Il centro che resiste si fa male da solo

ITALIA. «Se ci sei batti un colpo!» Potrebbe essere questa la sollecitazione/intimidazione da rivolgere alle forze politiche (Italia viva, Azione nonché Forza Italia) che animano lo spazio politico chiamato centro. Ma, il centro esiste o, come molti sono convinti, è solo un’illusione ottica?

Non è per caso un fantasma che appare e scompare? Uno schermo dietro cui ripara chi non ha il coraggio di dichiararsi di destra o di sinistra? Parafrasando un detto divenuto proverbiale, si potrebbe sostenere che il centro è un po’ come l’Araba Fenice: «Che ci sia ciascun lo dice, dove sia nessun lo sa!». Esattamente il contrario di quel che si pensa della destra e della sinistra. Anche chi è digiuno di politica, non ha difficoltà a orientarsi con queste categorie politiche. Non succede invece col centro. Più che un pieno, sembra un vuoto. Pare esistere solo per sottrazione. Sarebbe di centro chi non è né di destra né di sinistra.

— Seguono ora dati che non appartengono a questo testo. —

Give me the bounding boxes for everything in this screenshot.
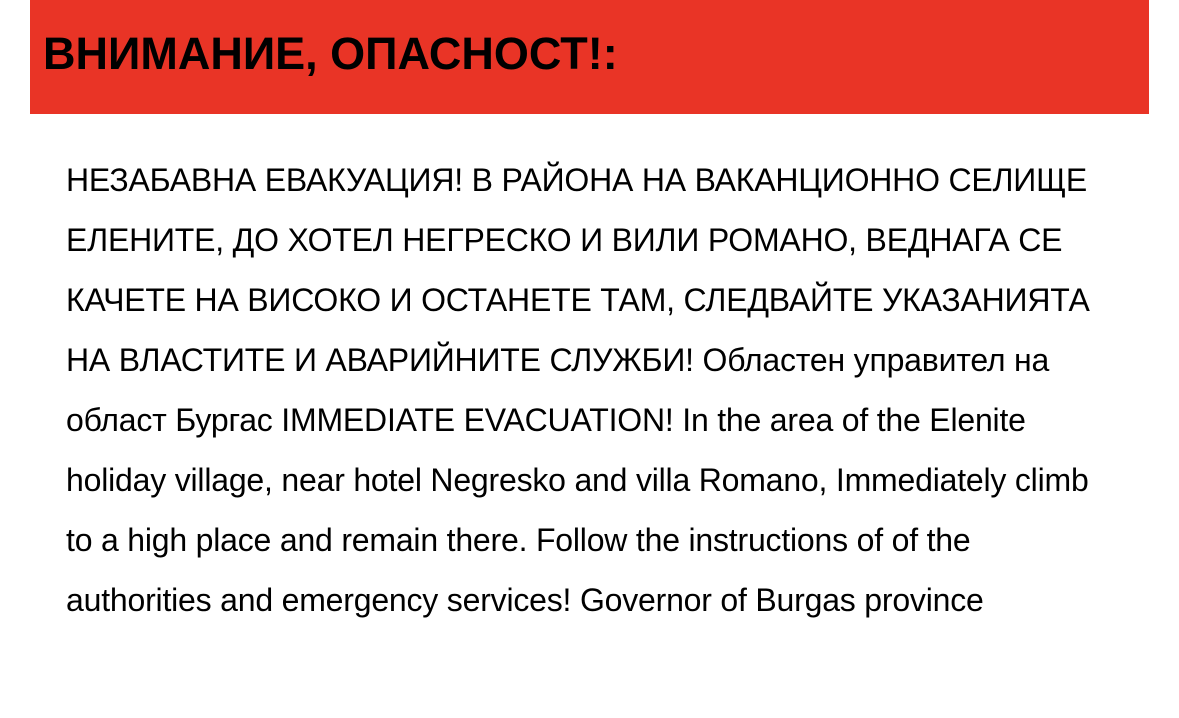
alert-title: ВНИМАНИЕ, ОПАСНОСТ!: — [43, 28, 618, 79]
alert-body — [66, 150, 1096, 630]
alert-header — [30, 0, 1149, 114]
alert-message: НЕЗАБАВНА ЕВАКУАЦИЯ! В РАЙОНА НА ВАКАНЦИОННО СЕЛИЩЕ ЕЛЕНИТЕ, ДО ХОТЕЛ НЕГРЕСКО И ВИЛИ РОМАНО, ВЕДНАГА СЕ КАЧЕТЕ НА ВИСОКО И ОСТАНЕТЕ ТАМ, СЛЕДВАЙТЕ УКАЗАНИЯТА НА ВЛАСТИТЕ И АВАРИЙНИТЕ СЛУЖБИ! Областен управител на област Бургас IMMEDIATE EVACUATION! In the area of the Elenite holiday village, near hotel Negresko and villa Romano, Immediately climb to a high place and remain there. Follow the instructions of of the authorities and emergency services! Governor of Burgas province — [66, 162, 1090, 618]
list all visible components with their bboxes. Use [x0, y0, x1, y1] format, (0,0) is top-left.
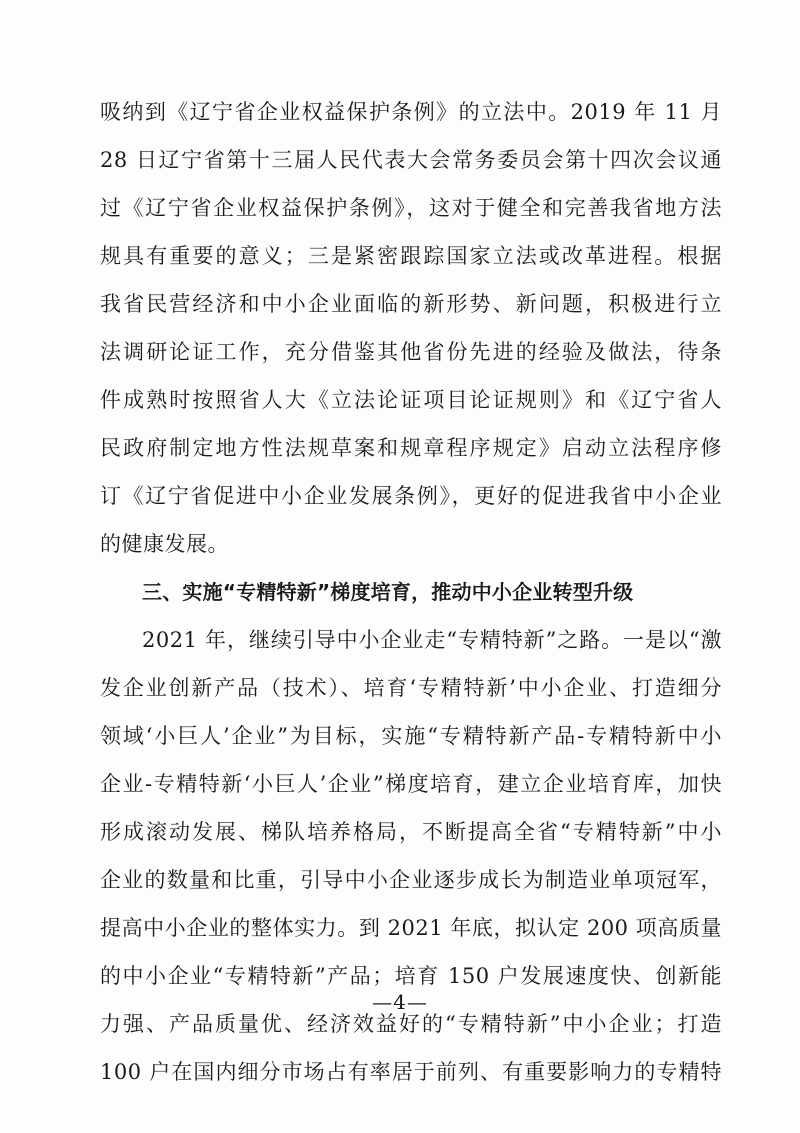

Un ben strano fantasma, quello del centro. Tutti ne parlano, molti lo cercano, non pochi lo demonizzano. Senza dire che talora poi compare in carne ed ossa, in qualche caso con tale forza da conquistare il controllo della politica. C’è stata una stagione, durata ben mezzo secolo, in cui il centro - parliamo della Democrazia cristiana - non solo è stato maggioritario, ma si è permesso il lusso di essere il solo collocato al tavolo da gioco in possesso delle carte vincenti. Chi a destra (il Msi) o a sinistra (il Pci) voleva accedere al governo, doveva per forza di cose fare la piega e bussare rispettosamente alla porta della Balena Bianca, che poi decideva a suo piacimento se associare o meno - e a quali condizioni - il partito questuante. Erano i tempi del sistema proporzionale, di una destra e di una sinistra confinate in un angolo per il loro standing antisistema.

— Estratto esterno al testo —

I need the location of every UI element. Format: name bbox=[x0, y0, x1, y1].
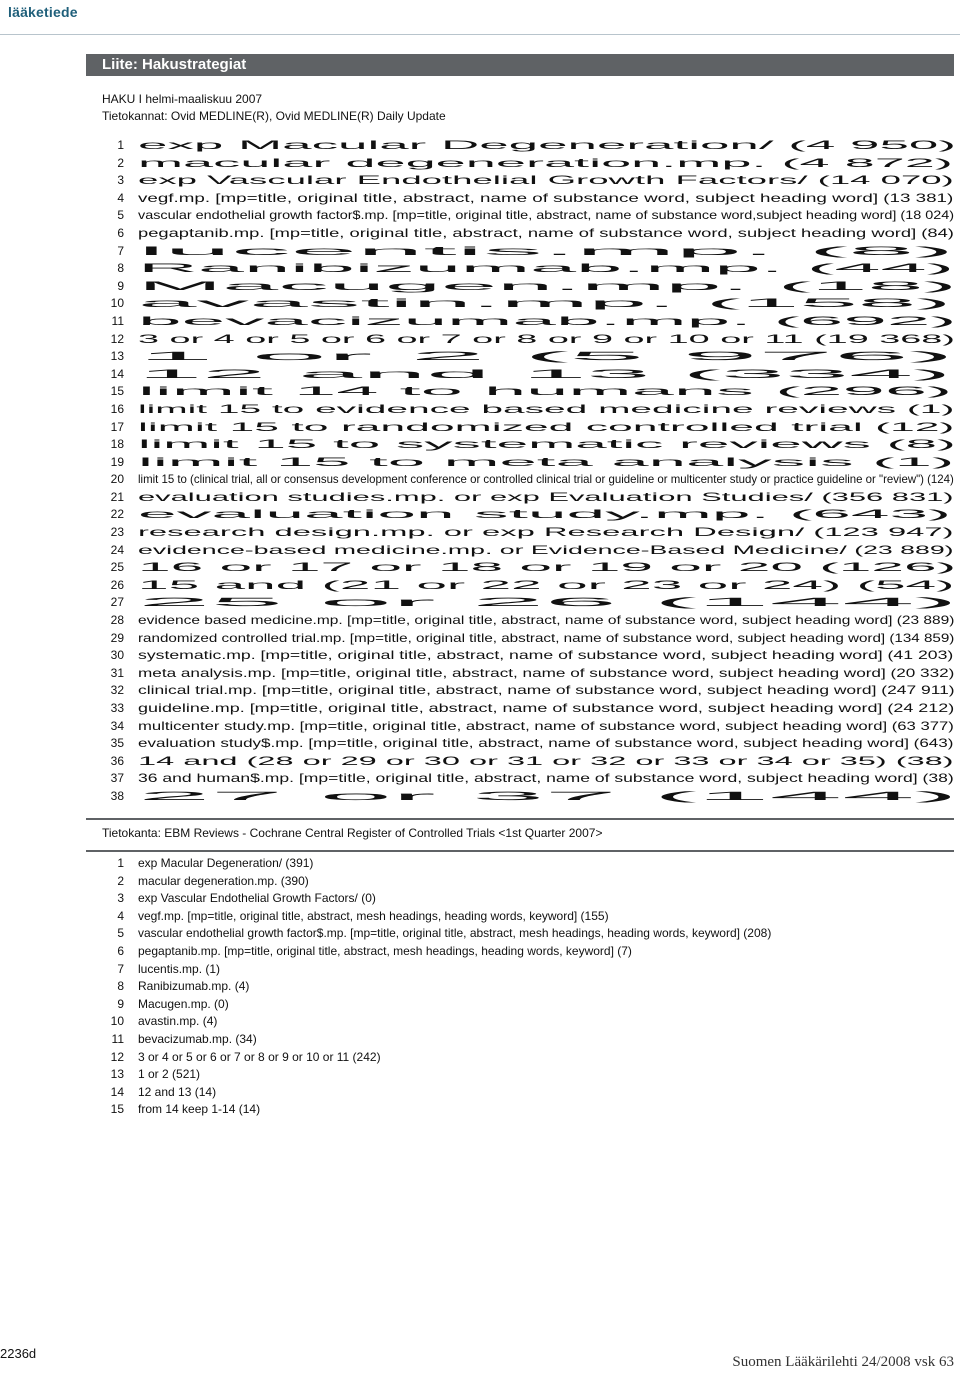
search-row-number: 4 bbox=[117, 190, 124, 205]
search-row bbox=[102, 908, 771, 926]
search-row-number: 22 bbox=[110, 507, 124, 522]
search-row-number: 10 bbox=[110, 1014, 124, 1029]
search-row-number: 15 bbox=[110, 1102, 124, 1117]
search-row-number: 13 bbox=[110, 1067, 124, 1082]
search-row-query: 36 and human$.mp. [mp=title, original title, abstract, name of substance word, subject heading word] (38) bbox=[138, 771, 954, 786]
search-row-query: Macugen.mp. (18) bbox=[138, 278, 958, 293]
search-databases: Tietokannat: Ovid MEDLINE(R), Ovid MEDLINE(R) Daily Update bbox=[102, 109, 446, 123]
top-divider bbox=[0, 34, 960, 35]
search-row-query: research design.mp. or exp Research Design/ (123 947) bbox=[138, 525, 954, 540]
search-row-number: 27 bbox=[110, 595, 124, 610]
search-row-number: 33 bbox=[110, 701, 124, 715]
search-row-number: 1 bbox=[117, 856, 124, 870]
search-row-query: evaluation study$.mp. [mp=title, original title, abstract, name of substance word, subject heading word] (643) bbox=[138, 736, 954, 751]
search-row-number: 7 bbox=[117, 961, 124, 976]
search-row bbox=[102, 925, 771, 943]
search-row-number: 3 bbox=[117, 891, 124, 906]
search-row-query: 15 and (21 or 22 or 23 or 24) (54) bbox=[138, 577, 955, 592]
search-row-number: 2 bbox=[117, 155, 124, 170]
search-row-number: 6 bbox=[117, 943, 124, 958]
search-row-number: 16 bbox=[110, 401, 124, 416]
search-row bbox=[102, 996, 771, 1014]
search-row bbox=[102, 682, 960, 700]
search-row-number: 24 bbox=[110, 542, 124, 557]
search-row bbox=[102, 1031, 771, 1049]
search-row-query: avastin.mp. (4) bbox=[138, 1014, 218, 1029]
search-row-query: lucentis.mp. (1) bbox=[138, 961, 221, 976]
search-row-number: 11 bbox=[111, 1031, 124, 1046]
section-divider bbox=[86, 818, 954, 820]
search-row bbox=[102, 295, 960, 313]
search-row bbox=[102, 978, 771, 996]
search-row-number: 14 bbox=[110, 366, 124, 381]
search-row-number: 38 bbox=[110, 788, 124, 803]
search-row bbox=[102, 436, 960, 454]
section-divider bbox=[86, 850, 954, 852]
search-row bbox=[102, 172, 960, 190]
search-row-query: limit 15 to meta analysis (1) bbox=[138, 454, 955, 469]
search-row-query: 27 or 37 (144) bbox=[138, 788, 959, 803]
search-row bbox=[102, 665, 960, 683]
search-row-query: bevacizumab.mp. (692) bbox=[138, 313, 957, 328]
search-row-query: pegaptanib.mp. [mp=title, original title, abstract, name of substance word, subject heading word] (84) bbox=[138, 225, 954, 240]
search-row bbox=[102, 753, 960, 771]
medline-search-list bbox=[102, 137, 960, 806]
search-row bbox=[102, 524, 960, 542]
search-row-number: 32 bbox=[110, 683, 124, 698]
search-row-query: systematic.mp. [mp=title, original title, abstract, name of substance word, subject heading word] (41 203) bbox=[138, 648, 954, 663]
search-row-query: clinical trial.mp. [mp=title, original title, abstract, name of substance word, subject heading word] (247 911) bbox=[138, 683, 955, 698]
search-row-query: vegf.mp. [mp=title, original title, abstract, name of substance word, subject heading word] (13 381) bbox=[138, 190, 954, 205]
search-row-query: Ranibizumab.mp. (4) bbox=[138, 979, 250, 994]
search-row-number: 31 bbox=[110, 665, 124, 680]
search-row-number: 1 bbox=[117, 138, 124, 152]
search-row-number: 11 bbox=[111, 313, 124, 328]
search-row bbox=[102, 1066, 771, 1084]
search-row bbox=[102, 700, 960, 718]
search-row bbox=[102, 401, 960, 419]
search-row bbox=[102, 630, 960, 648]
search-row bbox=[102, 137, 960, 155]
search-row-number: 12 bbox=[110, 331, 124, 346]
search-row-query: 16 or 17 or 18 or 19 or 20 (126) bbox=[138, 560, 957, 575]
appendix-title: Liite: Hakustrategiat bbox=[86, 54, 954, 76]
search-row-number: 10 bbox=[110, 296, 124, 311]
search-row-query: Macugen.mp. (0) bbox=[138, 996, 229, 1011]
search-row-number: 18 bbox=[110, 437, 124, 452]
search-row-query: evidence based medicine.mp. [mp=title, original title, abstract, name of substance word, subject heading word] (23 889) bbox=[138, 613, 955, 628]
search-row bbox=[102, 542, 960, 560]
search-row-query: from 14 keep 1-14 (14) bbox=[138, 1102, 261, 1117]
section-tag: lääketiede bbox=[8, 4, 78, 20]
search-row bbox=[102, 278, 960, 296]
search-row-query: randomized controlled trial.mp. [mp=title, original title, abstract, name of substance word, subject heading word] (134 859) bbox=[138, 630, 955, 645]
search-row bbox=[102, 313, 960, 331]
search-row bbox=[102, 890, 771, 908]
search-row bbox=[102, 243, 960, 261]
search-row bbox=[102, 612, 960, 630]
search-row bbox=[102, 1101, 771, 1119]
search-row-query: limit 15 to (clinical trial, all or consensus development conference or controlled clinical trial or guideline or multicenter study or practice guideline or "review") (124) bbox=[138, 472, 954, 487]
search-row bbox=[102, 331, 960, 349]
search-row bbox=[102, 225, 960, 243]
search-row-query: vegf.mp. [mp=title, original title, abstract, mesh headings, heading words, keyword] (155) bbox=[138, 908, 609, 923]
search-row-query: evaluation study.mp. (643) bbox=[138, 507, 952, 522]
search-row-number: 12 bbox=[110, 1049, 124, 1064]
search-row bbox=[102, 855, 771, 873]
search-row bbox=[102, 577, 960, 595]
search-row-query: evaluation studies.mp. or exp Evaluation Studies/ (356 831) bbox=[138, 489, 954, 504]
search-row-number: 6 bbox=[117, 225, 124, 240]
search-row bbox=[102, 961, 771, 979]
search-row bbox=[102, 873, 771, 891]
search-row-query: evidence-based medicine.mp. or Evidence-Based Medicine/ (23 889) bbox=[138, 542, 954, 557]
search-row-query: avastin.mp. (158) bbox=[138, 296, 952, 311]
search-row-number: 19 bbox=[110, 454, 124, 469]
search-row-query: guideline.mp. [mp=title, original title, abstract, name of substance word, subject heading word] (24 212) bbox=[138, 701, 955, 715]
search-row bbox=[102, 506, 960, 524]
search-row-query: Ranibizumab.mp. (44) bbox=[138, 261, 955, 276]
search-row-query: exp Vascular Endothelial Growth Factors/ (14 070) bbox=[138, 173, 954, 188]
journal-footer: Suomen Lääkärilehti 24/2008 vsk 63 bbox=[732, 1354, 954, 1370]
search-row bbox=[102, 594, 960, 612]
search-row-query: pegaptanib.mp. [mp=title, original title, abstract, mesh headings, heading words, keyword] (7) bbox=[138, 943, 632, 958]
search-row-number: 29 bbox=[110, 630, 124, 645]
search-row bbox=[102, 1049, 771, 1067]
search-row bbox=[102, 718, 960, 736]
search-row-query: exp Macular Degeneration/ (4 950) bbox=[138, 138, 956, 152]
search-row-query: limit 15 to randomized controlled trial (12) bbox=[138, 419, 955, 434]
search-row-query: 25 or 26 (144) bbox=[138, 595, 959, 610]
search-row bbox=[102, 419, 960, 437]
search-row-query: macular degeneration.mp. (4 872) bbox=[138, 155, 953, 170]
search-row-number: 36 bbox=[110, 753, 124, 768]
search-row bbox=[102, 770, 960, 788]
search-row bbox=[102, 207, 960, 225]
search-row-number: 21 bbox=[110, 489, 124, 504]
search-row-number: 28 bbox=[110, 613, 124, 628]
search-row-number: 5 bbox=[117, 208, 124, 223]
search-row-query: macular degeneration.mp. (390) bbox=[138, 873, 309, 888]
cochrane-search-list bbox=[102, 855, 771, 1119]
search-row-number: 8 bbox=[117, 979, 124, 994]
search-row-number: 37 bbox=[110, 771, 124, 786]
search-row-number: 9 bbox=[117, 278, 124, 293]
search-row bbox=[102, 1084, 771, 1102]
search-row-number: 35 bbox=[110, 736, 124, 751]
cochrane-database-label: Tietokanta: EBM Reviews - Cochrane Central Register of Controlled Trials <1st Quarter 2007> bbox=[102, 826, 603, 840]
search-row-query: vascular endothelial growth factor$.mp. [mp=title, original title, abstract, name of substance word,subject heading word] (18 024) bbox=[138, 208, 955, 223]
search-row-number: 26 bbox=[110, 577, 124, 592]
search-row-query: exp Macular Degeneration/ (391) bbox=[138, 856, 314, 870]
search-row bbox=[102, 1013, 771, 1031]
search-row bbox=[102, 489, 960, 507]
search-row bbox=[102, 943, 771, 961]
search-row-number: 14 bbox=[110, 1084, 124, 1099]
search-row-number: 9 bbox=[117, 996, 124, 1011]
search-row bbox=[102, 559, 960, 577]
search-row-query: 12 and 13 (334) bbox=[138, 366, 952, 381]
search-row-query: limit 14 to humans (296) bbox=[138, 384, 953, 399]
search-row-number: 34 bbox=[110, 718, 124, 733]
search-row-query: bevacizumab.mp. (34) bbox=[138, 1031, 257, 1046]
search-row-query: 1 or 2 (5 976) bbox=[138, 349, 955, 364]
search-period: HAKU I helmi-maaliskuu 2007 bbox=[102, 92, 263, 106]
search-row-number: 23 bbox=[110, 525, 124, 540]
search-row bbox=[102, 735, 960, 753]
search-row-query: multicenter study.mp. [mp=title, original title, abstract, name of substance word, subject heading word] (63 377) bbox=[138, 718, 954, 733]
search-row-number: 17 bbox=[110, 419, 124, 434]
search-row-query: meta analysis.mp. [mp=title, original title, abstract, name of substance word, subject heading word] (20 332) bbox=[138, 665, 955, 680]
search-row bbox=[102, 366, 960, 384]
search-row-number: 8 bbox=[117, 261, 124, 276]
search-row-number: 20 bbox=[110, 472, 124, 487]
search-row-query: limit 15 to systematic reviews (8) bbox=[138, 437, 956, 452]
search-row-number: 25 bbox=[110, 560, 124, 575]
page-number: 2236d bbox=[0, 1346, 37, 1361]
search-row-query: 14 and (28 or 29 or 30 or 31 or 32 or 33 or 34 or 35) (38) bbox=[138, 753, 954, 768]
search-row bbox=[102, 471, 960, 489]
search-row-number: 4 bbox=[117, 908, 124, 923]
search-row bbox=[102, 155, 960, 173]
search-row bbox=[102, 348, 960, 366]
search-row-number: 7 bbox=[117, 243, 124, 258]
search-row-query: limit 15 to evidence based medicine reviews (1) bbox=[138, 401, 955, 416]
search-row-query: lucentis.mp. (8) bbox=[138, 243, 955, 258]
search-row-query: exp Vascular Endothelial Growth Factors/ (0) bbox=[138, 891, 376, 906]
search-row-query: 12 and 13 (14) bbox=[138, 1084, 217, 1099]
search-row bbox=[102, 260, 960, 278]
search-row-query: 1 or 2 (521) bbox=[138, 1067, 201, 1082]
search-row bbox=[102, 647, 960, 665]
search-row-query: vascular endothelial growth factor$.mp. [mp=title, original title, abstract, mesh headings, heading words, keyword] (208) bbox=[138, 926, 772, 941]
search-row bbox=[102, 190, 960, 208]
search-row-number: 30 bbox=[110, 648, 124, 663]
search-row-query: 3 or 4 or 5 or 6 or 7 or 8 or 9 or 10 or 11 (242) bbox=[138, 1049, 381, 1064]
search-row bbox=[102, 383, 960, 401]
search-row bbox=[102, 788, 960, 806]
search-row-query: 3 or 4 or 5 or 6 or 7 or 8 or 9 or 10 or 11 (19 368) bbox=[138, 331, 955, 346]
search-row bbox=[102, 454, 960, 472]
search-row-number: 5 bbox=[117, 926, 124, 941]
search-row-number: 3 bbox=[117, 173, 124, 188]
search-row-number: 13 bbox=[110, 349, 124, 364]
search-row-number: 15 bbox=[110, 384, 124, 399]
search-row-number: 2 bbox=[117, 873, 124, 888]
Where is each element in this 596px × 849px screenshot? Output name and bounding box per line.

Tutto il contrario di quel che avviene da quando è in atto il tentativo di animare una democrazia dell’alternanza. Una legislazione elettorale impostata sul criterio maggioritario spinge l’elettore a scegliere tra due alternative. Tertium non datur: non c’è spazio per un terzo incomodo. In altre parole, diventa problematico per il centro assicurarsi un’esistenza, stretto com’è da una logica binaria: è chiamato a stare o di qua o di là.

Tuttavia, soffocato nelle istituzioni, non per questo il centro viene meno nella società. L’opinione pubblica che non ama gli estremismi finisce per non avere altre valide alternative; è spinta ad esercitare il cosiddetto «voto utile». Tende cioè a ripiegare sulle ali moderate dei due soli schieramenti che si giocano la partita.

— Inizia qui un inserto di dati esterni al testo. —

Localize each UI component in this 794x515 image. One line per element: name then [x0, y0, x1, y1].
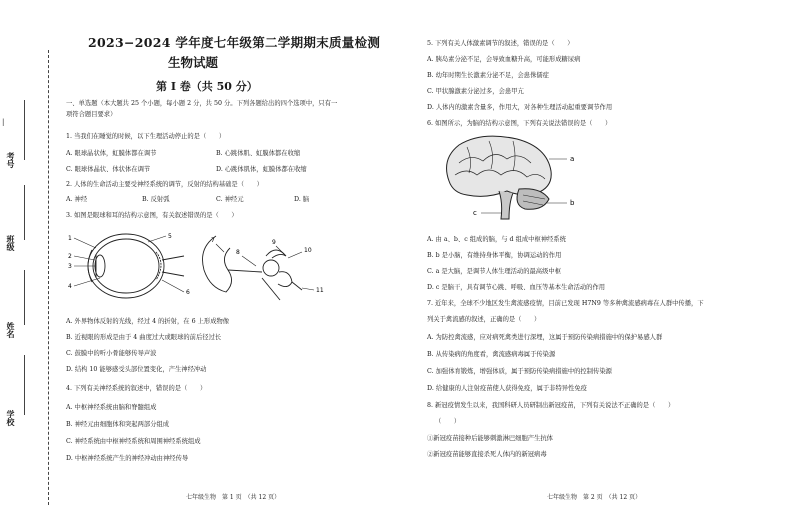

È presto spiegata la ragione per cui l’appuntamento elettorale dell’europee è per il centro una sfida decisiva. La regola proporzionale permette a una terza presenza di poter misurare le proprie forze senza essere costretta ad appoggiarsi a destra o a sinistra.

Non contento della dura prova che l’aspetta, c’ha pensato il centro a complicarsi la vita già difficile. Invece di presentarsi in qualche modo collegato, se non proprio alleato, ha deciso di giocarsi la sopravvivenza a ranghi sciolti. Ha reso con ciò ancora più difficile la sfida. Italia viva e Azione corrono sul filo del rasoio del 4%, soglia sotto la quale sarebbero escluse dal parlamento europeo. Da parte sua, Forza Italia si può dire confortata, oltre che dai suoi numeri più alti, dalla condizione di sicurezza che le offre appartenere ad una coalizione. In compenso soffre dal ritrovarsi forza minoritaria dentro uno schieramento dominato dalla destra, sia della Lega sia di FdI.